Referring to FIG. 3, it can be seen that the ballast housing 14 is formed with an open top end that is closed by a socket plate which seats on top of the housing walls. The socket 20 extends through an opening in the socket plate to support the lamp. To this end, the socket plate opening 32 is provided with cutouts 34 which permit flanges on the socket to pass. After the socket is inserted the flanges pass the cutouts and are locked in position.
Referring to FIG. 5 it can be seen that the socket plate 30 is provided with a pair of spaced flanges 36a, 38a for engagement with the top of the ballast housing sidewalls and 36b, 38b for engagement with the reflector housing. In this regard, it should be noted that the flanges 36a, 38a are generally symmetrical with the flanges 36b, 38b about a horizontal axis extending through the socket plate so that the socket plate can be mounted on the housing sidewall with either face 40 directed upwardly (as shown in FIG. 3) or reversed, with face 42 facing upwardly.
As shown in FIG. 3, the socket plate 28B includes an inclined section 44 that extends upwardly from face 40. The socket opening 32 is positioned in the inclined section to hold the lamp 18 at an angle. A pair holes 46 are provided in the flat section of the 28B and are threaded to receive screws from face 42 to hold a socket assembly generally perpendicular to the flat section of the socket plate.

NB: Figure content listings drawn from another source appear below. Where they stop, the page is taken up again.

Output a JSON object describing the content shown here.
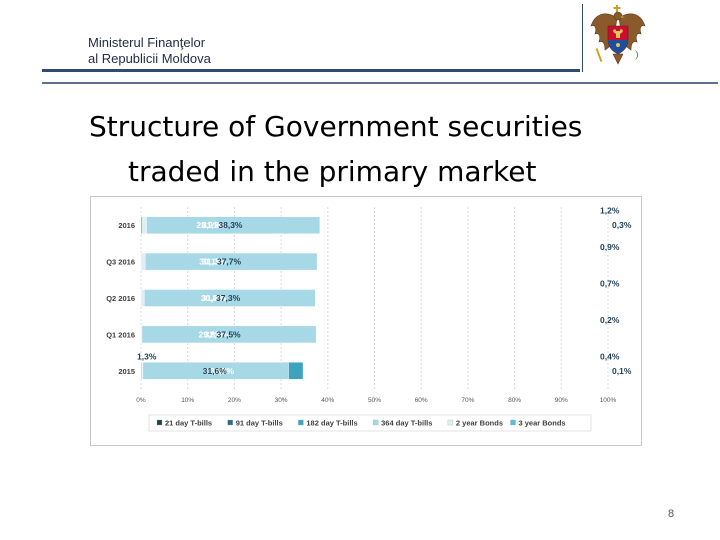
{
  "header": {
    "ministry_line1": "Ministerul Finanţelor",
    "ministry_line2": "al Republicii Moldova"
  },
  "emblem": {
    "icon": "moldova-coat-of-arms-icon"
  },
  "slide": {
    "title_line1": "Structure of Government securities",
    "title_line2": "traded in the primary market",
    "page_number": "8"
  },
  "chart_data": {
    "type": "bar",
    "orientation": "horizontal",
    "stacked": "percent",
    "categories": [
      "2016",
      "Q3 2016",
      "Q2 2016",
      "Q1 2016",
      "2015"
    ],
    "series": [
      {
        "name": "21 day T-bills",
        "color": "#1f3f57",
        "values": [
          0,
          0,
          0,
          0,
          1.3
        ]
      },
      {
        "name": "91 day T-bills",
        "color": "#2e6b85",
        "values": [
          28.9,
          30.1,
          31.2,
          32.4,
          31.9
        ]
      },
      {
        "name": "182 day T-bills",
        "color": "#3fa2bf",
        "values": [
          31.3,
          31.3,
          30.8,
          29.8,
          34.7
        ]
      },
      {
        "name": "364 day T-bills",
        "color": "#a6d8e6",
        "values": [
          38.3,
          37.7,
          37.3,
          37.5,
          31.6
        ]
      },
      {
        "name": "2 year Bonds",
        "color": "#e2eef3",
        "values": [
          1.2,
          0.9,
          0.7,
          0.2,
          0.4
        ]
      },
      {
        "name": "3 year Bonds",
        "color": "#55c1db",
        "values": [
          0.3,
          0,
          0,
          0,
          0.1
        ]
      }
    ],
    "data_labels": [
      [
        "",
        "28,9%",
        "31,3%",
        "38,3%",
        "1,2%",
        "0,3%"
      ],
      [
        "",
        "30,1%",
        "31,3%",
        "37,7%",
        "0,9%",
        ""
      ],
      [
        "",
        "31,2%",
        "30,8%",
        "37,3%",
        "0,7%",
        ""
      ],
      [
        "",
        "32,4%",
        "29,8%",
        "37,5%",
        "0,2%",
        ""
      ],
      [
        "1,3%",
        "31,9%",
        "34,7%",
        "31,6%",
        "0,4%",
        "0,1%"
      ]
    ],
    "xticks": [
      "0%",
      "10%",
      "20%",
      "30%",
      "40%",
      "50%",
      "60%",
      "70%",
      "80%",
      "90%",
      "100%"
    ],
    "xlim": [
      0,
      100
    ],
    "grid": true,
    "legend_position": "bottom",
    "title": "",
    "xlabel": "",
    "ylabel": ""
  }
}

An important feature of the present invention resides in the provision of boss 48 which serves to receive a pin 50, if necessary. The pin serves to interfere with a wedge 52 of an inappropriate reflector housing to prevent the side 54 of the reflector housing from seating between the flanges 36b, 38b. Thus, in the depicted embodiment of the invention set forth in FIG. 3, the glass and metal reflector housing can withstand the heat generated by a high power lamp and hence the reflector housing flange 52 is positioned sufficiently high so as to clear the top of pin 50 the reflector is positioned on top of the ballast housing. In the event the ballast housing contained low power components the pin would not be provided and hence there could be no interference. On the other hand, as shown in FIG. 6, if an attempt were made to assemble a plastic reflector (such as shown in FIG. 2) to the ballast housing containing high power components, the pin 50 would interfere with flange 52 to prevent the reflector from seating on the ballast housing. Since the pin would not be used in the event low power components were to be used, the plastic reflector assembly could seat on the ballast housing containing the low power components.

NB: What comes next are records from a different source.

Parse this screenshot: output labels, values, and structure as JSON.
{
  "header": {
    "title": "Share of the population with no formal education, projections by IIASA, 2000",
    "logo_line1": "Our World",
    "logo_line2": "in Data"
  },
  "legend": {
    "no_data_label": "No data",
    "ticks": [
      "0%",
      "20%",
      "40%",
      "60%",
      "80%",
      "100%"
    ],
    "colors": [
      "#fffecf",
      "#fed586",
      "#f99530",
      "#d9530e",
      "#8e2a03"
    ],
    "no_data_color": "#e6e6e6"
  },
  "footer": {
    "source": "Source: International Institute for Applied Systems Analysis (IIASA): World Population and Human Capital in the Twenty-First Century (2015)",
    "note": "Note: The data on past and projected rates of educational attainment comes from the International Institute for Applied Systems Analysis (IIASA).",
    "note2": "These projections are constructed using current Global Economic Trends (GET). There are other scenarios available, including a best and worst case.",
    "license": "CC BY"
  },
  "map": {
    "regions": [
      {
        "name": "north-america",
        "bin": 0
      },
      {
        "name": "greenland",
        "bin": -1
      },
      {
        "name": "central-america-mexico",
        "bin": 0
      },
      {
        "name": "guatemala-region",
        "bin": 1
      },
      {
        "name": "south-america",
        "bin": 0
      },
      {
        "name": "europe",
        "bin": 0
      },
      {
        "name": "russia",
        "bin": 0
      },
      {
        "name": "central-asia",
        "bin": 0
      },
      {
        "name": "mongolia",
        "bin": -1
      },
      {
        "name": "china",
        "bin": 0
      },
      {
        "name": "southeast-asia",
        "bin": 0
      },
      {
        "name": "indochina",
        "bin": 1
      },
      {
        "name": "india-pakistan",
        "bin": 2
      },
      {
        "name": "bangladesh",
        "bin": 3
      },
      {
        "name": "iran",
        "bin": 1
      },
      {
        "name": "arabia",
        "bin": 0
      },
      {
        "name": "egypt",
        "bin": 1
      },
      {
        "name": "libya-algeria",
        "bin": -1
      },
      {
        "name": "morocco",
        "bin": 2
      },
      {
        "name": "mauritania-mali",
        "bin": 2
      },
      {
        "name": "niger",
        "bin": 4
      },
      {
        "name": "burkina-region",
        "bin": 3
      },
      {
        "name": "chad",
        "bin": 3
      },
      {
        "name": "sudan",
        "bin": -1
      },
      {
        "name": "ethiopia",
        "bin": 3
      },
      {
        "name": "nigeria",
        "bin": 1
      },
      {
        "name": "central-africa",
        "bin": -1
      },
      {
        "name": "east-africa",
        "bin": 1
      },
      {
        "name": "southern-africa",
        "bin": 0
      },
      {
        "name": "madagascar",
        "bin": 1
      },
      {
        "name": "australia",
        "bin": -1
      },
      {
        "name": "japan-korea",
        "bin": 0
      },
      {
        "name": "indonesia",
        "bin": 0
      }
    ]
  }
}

Thus, in accordance with the above, the ballast housing and socket plate can be used to form a wide variety of fixtures. By choosing the appropriate face of the plate to face upward, the lamp socket can be oriented to extend at an angle or straight up. Further by providing or omitting the pin 50 the ballast housing can be assembled for high or low energy components and only an appropriate lens housing can be assembled onto the housing.
Thus, in accordance with the above, the aforementioned objects are effectively attained.